To some extent, the image is accurate. A judge does participate in the trial of cases, whether civil or criminal. Yet, the number of cases tried compared with the overall number of cases filed is tiny. In Superior Court more than 90 out of every 100 civil cases terminate through agreement by the parties involved. And about 85 percent of all criminal indictments end in guilty pleas.
Statistics do not prove anything. But these figures, which are probably typical of trial courts nationwide, suggest a need to reexamine our concept of a trial judge's job and our idea of a trial court.

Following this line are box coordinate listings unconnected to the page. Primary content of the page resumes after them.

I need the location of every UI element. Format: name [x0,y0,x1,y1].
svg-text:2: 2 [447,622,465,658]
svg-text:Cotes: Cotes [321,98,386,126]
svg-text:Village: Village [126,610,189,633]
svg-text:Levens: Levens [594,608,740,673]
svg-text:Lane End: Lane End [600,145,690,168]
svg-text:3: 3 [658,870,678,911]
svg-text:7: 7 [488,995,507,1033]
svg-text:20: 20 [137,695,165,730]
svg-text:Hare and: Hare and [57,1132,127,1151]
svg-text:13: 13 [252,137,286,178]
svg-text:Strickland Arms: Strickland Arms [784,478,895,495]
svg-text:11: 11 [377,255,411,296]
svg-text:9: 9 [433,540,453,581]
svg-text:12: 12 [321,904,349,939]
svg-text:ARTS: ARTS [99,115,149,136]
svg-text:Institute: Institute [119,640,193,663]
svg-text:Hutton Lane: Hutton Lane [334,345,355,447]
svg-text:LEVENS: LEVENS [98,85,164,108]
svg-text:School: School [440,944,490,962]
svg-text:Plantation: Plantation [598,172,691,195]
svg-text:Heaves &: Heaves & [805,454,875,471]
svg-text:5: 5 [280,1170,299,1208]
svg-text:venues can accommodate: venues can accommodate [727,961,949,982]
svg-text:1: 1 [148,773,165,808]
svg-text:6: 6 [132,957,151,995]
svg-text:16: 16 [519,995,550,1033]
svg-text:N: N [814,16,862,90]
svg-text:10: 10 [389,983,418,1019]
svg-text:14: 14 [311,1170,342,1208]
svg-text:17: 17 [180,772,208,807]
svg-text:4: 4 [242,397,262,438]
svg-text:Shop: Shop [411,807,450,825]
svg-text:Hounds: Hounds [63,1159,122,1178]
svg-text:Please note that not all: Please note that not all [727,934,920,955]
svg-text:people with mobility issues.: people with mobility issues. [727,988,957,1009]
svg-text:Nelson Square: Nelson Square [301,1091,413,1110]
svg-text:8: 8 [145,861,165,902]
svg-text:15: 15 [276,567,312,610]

The name ''trial court'' suggests an institution whose purpose is litigation. A trial court exists to afford the public a regulated battleground, a place where, as Judge Charles E. Wyzanski Jr. once put it, ''the parties can count the jurors' noses instead of bloodying their own.''
No one would doubt that an important function of the court system is being available for trial. But an even more essential concern seems to be the resolution of disputes. Although the two may be related, plainly they are not the same. A case in which the parties reach their own agreement is ended forever. No appeal lies from a settlement; a settled case is not subject to retrial.
When a case is settled, the litigants can start to forget about the accident, or the scrambled business transaction, or the conflict of behavior or hope that pressed them into a lawsuit.
The public also benefits from settlements. Even at the present 9-to-1 settlement rate, courts are unable to bring cases to trial as quickly as they would like. In Massachusetts, where only 1 case out of 10 does not settle, usually a case cannot by tried for a minimum of two years after it has been filed.
Were the settlement rate to slack off by even one point, the effect would be cosmic: Settling 89 (instead of 90) cases out of 100 would mean that 11 cases (instead of 10) went to trial. That is an increase of 10 percent. The same number of judges would have to try 10 percent more cases than they do now; delay would pass from being unfortunate to being unconscionable.
If, as the statistics unmistakably suggest, trial courts in fact primarily produce dispute terminations rather than verdicts, then not only the image of the judge but the reality itself had best begin to change.
Political considerations aside, judges in this country have traditionally been selected on their perceived ability to administer trials. It has been a truism that the trial bar - the lawyers who have spent their careers ''in the pit'' - should constitute the pool of possible judges.
If, however, the trial court spends so much of its effort delivering justice-by-settlement, rather than justice-by-trial, perhaps we should pick new judges and train those already appointed with an eye to their real task, assisting the parties to reach agreement.
When your company sells nine bats to each woodcarving, it may be nice to feel familiar with carving tools; but unless you know how to make bats, you will leave a lot of customers unserved.